Rows that were previously in this table — `class Evil(SomethingTrusted)`, `@dataclass`, `case SomeClass(x, y)` — are no longer blocked, because the constructs themselves are supported as of Tracks B1/B2/B4. Their security comes from the orthogonal blocklists: any class body that tries to reach `__class__` / `__bases__` / `__subclasses__` is still rejected (`BLOCKED_ATTRIBUTES`); any decorator that tries to call `eval` is still rejected (`DANGEROUS_NAMES`); any `match` arm cannot dereference a blocked dunder. The user-facing construct is fine; the escape primitives are still gated.

## Out of scope

- **Side-channel attacks** (timing, cache-residency, power). The runtime does not promise constant-time behavior for arbitrary user code.

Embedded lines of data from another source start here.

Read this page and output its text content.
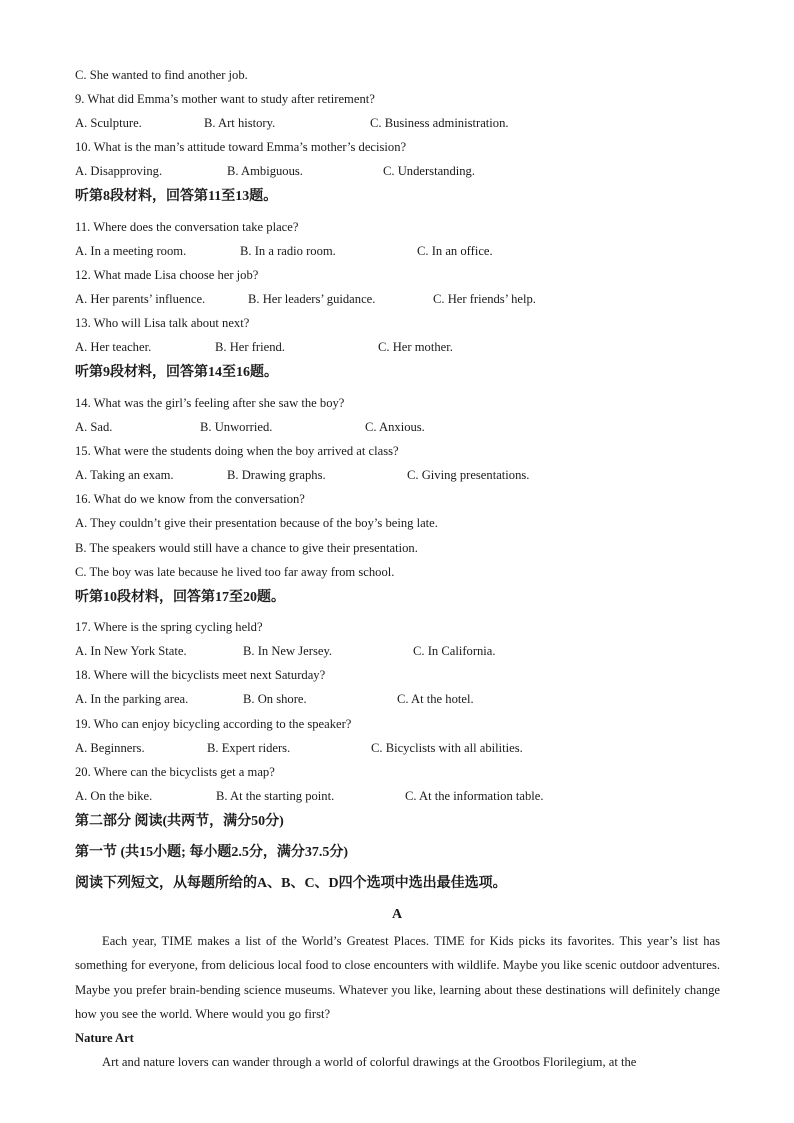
C. She wanted to find another job.
9. What did Emma’s mother want to study after retirement?
A. Sculpture.	B. Art history.	C. Business administration.
10. What is the man’s attitude toward Emma’s mother’s decision?
A. Disapproving.	B. Ambiguous.	C. Understanding.
听第8段材料，回答第11至13题。
11. Where does the conversation take place?
A. In a meeting room.	B. In a radio room.	C. In an office.
12. What made Lisa choose her job?
A. Her parents’ influence.	B. Her leaders’ guidance.	C. Her friends’ help.
13. Who will Lisa talk about next?
A. Her teacher.	B. Her friend.	C. Her mother.
听第9段材料，回答第14至16题。
14. What was the girl’s feeling after she saw the boy?
A. Sad.	B. Unworried.	C. Anxious.
15. What were the students doing when the boy arrived at class?
A. Taking an exam.	B. Drawing graphs.	C. Giving presentations.
16. What do we know from the conversation?
A. They couldn’t give their presentation because of the boy’s being late.
B. The speakers would still have a chance to give their presentation.
C. The boy was late because he lived too far away from school.
听第10段材料，回答第17至20题。
17. Where is the spring cycling held?
A. In New York State.	B. In New Jersey.	C. In California.
18. Where will the bicyclists meet next Saturday?
A. In the parking area.	B. On shore.	C. At the hotel.
19. Who can enjoy bicycling according to the speaker?
A. Beginners.	B. Expert riders.	C. Bicyclists with all abilities.
20. Where can the bicyclists get a map?
A. On the bike.	B. At the starting point.	C. At the information table.
第二部分 阅读(共两节，满分50分)
第一节 (共15小题; 每小题2.5分，满分37.5分)
阅读下列短文，从每题所给的A、B、C、D四个选项中选出最佳选项。
A

Each year, TIME makes a list of the World’s Greatest Places. TIME for Kids picks its favorites. This year’s list has something for everyone, from delicious local food to close encounters with wildlife. Maybe you like scenic outdoor adventures. Maybe you prefer brain-bending science museums. Whatever you like, learning about these destinations will definitely change how you see the world. Where would you go first?

Nature Art

Art and nature lovers can wander through a world of colorful drawings at the Grootbos Florilegium, at the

- **Slow but well-formed code.** Tool calls may take arbitrary time; the interpreter does not impose a wall-clock budget on awaited tool work.
- **Adversarial / harmful content in tool outputs.** If a tool returns a string, that string is text — applying policy to it is the upstream LLM/policy layer's job, not the interpreter's.
- **Third-party Python ecosystem CVEs.** The interpreter does not run CPython; it walks `rustpython-parser` AST nodes through its own evaluator, so CPython-specific vulnerabilities don't apply.